Postmodernism does offer us a nice dream-like state. Anything we want to do or anything we claim is true is absolutely ok, even if it is cruel or false. Such a relativism with its preference of the image and appearance of something over its textual underpinnings and reality, legitmizes a type of voluntary ignorance, an ignorance which can be costly, and I take Ronald Reagen as a classic example here. Ronald Reagen is the embodiment of where postmodernism takes us politically in our globally connected and complex world. People seeking simple solutions feel rest assured in such a charming friendly man. The image was all they needed. But behind the image, was a lot of text which people didn't bother to read. For behind Ronny's heart warming smile, U.S. Contras were busy terrorizing the countryside of Nicaragua undermining a poor country's quest for soveriegnty, social programs in for the poor were being slashed, and the gap between the richest and poorest reached the greatest heights in American history.

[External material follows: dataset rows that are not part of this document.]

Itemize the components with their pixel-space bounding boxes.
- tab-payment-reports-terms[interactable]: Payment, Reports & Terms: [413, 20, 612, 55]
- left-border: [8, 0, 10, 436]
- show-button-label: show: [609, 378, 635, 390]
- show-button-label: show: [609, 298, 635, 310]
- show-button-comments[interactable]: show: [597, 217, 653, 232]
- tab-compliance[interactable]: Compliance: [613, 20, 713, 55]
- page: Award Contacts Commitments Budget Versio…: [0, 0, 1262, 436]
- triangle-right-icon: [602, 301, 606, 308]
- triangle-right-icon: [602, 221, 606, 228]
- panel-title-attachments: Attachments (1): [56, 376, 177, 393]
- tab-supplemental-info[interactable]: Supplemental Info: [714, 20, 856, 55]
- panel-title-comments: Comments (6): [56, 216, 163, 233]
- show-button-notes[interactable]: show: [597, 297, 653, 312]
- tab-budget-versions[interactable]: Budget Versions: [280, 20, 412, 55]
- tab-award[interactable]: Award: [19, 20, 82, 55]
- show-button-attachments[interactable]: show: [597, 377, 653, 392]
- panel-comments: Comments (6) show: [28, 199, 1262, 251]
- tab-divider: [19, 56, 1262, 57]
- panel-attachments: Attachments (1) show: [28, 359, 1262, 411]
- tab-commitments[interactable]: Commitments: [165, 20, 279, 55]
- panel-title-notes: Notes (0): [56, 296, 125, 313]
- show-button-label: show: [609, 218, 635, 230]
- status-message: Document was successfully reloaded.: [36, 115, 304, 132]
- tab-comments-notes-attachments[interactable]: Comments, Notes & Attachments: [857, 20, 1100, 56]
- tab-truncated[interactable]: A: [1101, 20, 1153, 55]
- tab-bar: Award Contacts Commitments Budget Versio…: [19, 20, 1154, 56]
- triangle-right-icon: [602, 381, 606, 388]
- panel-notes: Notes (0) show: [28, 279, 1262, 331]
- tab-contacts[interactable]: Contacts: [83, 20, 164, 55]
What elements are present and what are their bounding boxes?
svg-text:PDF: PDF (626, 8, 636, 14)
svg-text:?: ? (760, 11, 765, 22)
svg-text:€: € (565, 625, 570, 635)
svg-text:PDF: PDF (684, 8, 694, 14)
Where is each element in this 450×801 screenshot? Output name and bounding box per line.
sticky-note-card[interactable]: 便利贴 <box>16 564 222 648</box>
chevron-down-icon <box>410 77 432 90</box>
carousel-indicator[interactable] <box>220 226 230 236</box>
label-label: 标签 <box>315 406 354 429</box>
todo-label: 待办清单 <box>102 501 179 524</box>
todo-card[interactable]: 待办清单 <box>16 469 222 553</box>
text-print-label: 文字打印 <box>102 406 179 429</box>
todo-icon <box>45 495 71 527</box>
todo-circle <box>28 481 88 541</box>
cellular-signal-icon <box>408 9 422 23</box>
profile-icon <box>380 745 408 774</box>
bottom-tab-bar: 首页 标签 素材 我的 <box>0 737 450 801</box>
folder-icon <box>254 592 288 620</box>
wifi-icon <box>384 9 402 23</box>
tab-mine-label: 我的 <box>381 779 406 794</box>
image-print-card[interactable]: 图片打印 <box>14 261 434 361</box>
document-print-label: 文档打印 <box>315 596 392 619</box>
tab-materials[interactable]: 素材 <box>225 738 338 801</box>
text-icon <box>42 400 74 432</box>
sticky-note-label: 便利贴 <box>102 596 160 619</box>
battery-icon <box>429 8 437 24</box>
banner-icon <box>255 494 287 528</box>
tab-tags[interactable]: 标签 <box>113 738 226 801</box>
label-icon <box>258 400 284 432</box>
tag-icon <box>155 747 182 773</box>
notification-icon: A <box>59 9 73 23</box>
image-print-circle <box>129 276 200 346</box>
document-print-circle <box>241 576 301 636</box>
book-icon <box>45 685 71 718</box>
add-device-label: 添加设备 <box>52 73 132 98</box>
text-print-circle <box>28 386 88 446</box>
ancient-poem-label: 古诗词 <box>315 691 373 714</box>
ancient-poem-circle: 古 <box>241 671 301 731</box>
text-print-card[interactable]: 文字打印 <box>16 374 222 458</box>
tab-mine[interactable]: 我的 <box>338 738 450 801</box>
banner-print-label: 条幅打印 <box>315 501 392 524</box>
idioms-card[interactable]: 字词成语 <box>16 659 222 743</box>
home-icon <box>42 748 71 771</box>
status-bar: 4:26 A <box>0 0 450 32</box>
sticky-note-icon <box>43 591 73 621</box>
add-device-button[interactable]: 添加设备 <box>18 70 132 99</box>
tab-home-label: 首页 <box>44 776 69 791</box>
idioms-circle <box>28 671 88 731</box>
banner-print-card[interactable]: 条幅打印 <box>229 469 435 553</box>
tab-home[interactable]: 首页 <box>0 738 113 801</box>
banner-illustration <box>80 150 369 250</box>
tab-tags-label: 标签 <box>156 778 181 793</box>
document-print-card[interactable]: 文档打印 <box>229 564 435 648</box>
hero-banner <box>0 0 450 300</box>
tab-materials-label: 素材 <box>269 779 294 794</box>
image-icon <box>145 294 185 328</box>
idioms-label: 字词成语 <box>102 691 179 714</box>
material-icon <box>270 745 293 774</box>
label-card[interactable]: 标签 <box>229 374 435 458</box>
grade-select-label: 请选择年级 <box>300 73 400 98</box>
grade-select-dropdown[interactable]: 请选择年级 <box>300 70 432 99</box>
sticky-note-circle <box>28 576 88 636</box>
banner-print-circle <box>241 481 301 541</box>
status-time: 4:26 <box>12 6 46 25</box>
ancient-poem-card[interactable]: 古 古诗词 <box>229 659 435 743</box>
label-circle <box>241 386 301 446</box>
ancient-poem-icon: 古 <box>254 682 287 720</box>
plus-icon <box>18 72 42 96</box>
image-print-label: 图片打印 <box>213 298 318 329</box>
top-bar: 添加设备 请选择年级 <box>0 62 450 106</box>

So to all postmodernists out there, I simply say, rationality and objectivity are not inherently bad, and should not be dismissed on the whim. And yes, maybe Hediegger was right in believing that "rational evidence can't overcome irrational prejudice" (Rorty, 32) but to give up the struggle is like a whole flock of Canadian Geese deciding one winter, "heck, we're sick of flying south, let's just stay right here!" Such a decision would not only throw out of balance the whole ecosytem, it would threaten their collective survival. So instead of giving up, instead of saying heck its all just the same, truth and fantasy, right and wrong, someone somewhere in this rootless, ungrounded postmodern dream, needs to "dare to call out the Queen of Heart's theatrics for all they're worth," to help slow down transnational corporations' race to the bottom, to help slow down the liquidation of ethical standards and place, and to rise out of this relative paralysis and draw the line in the sand.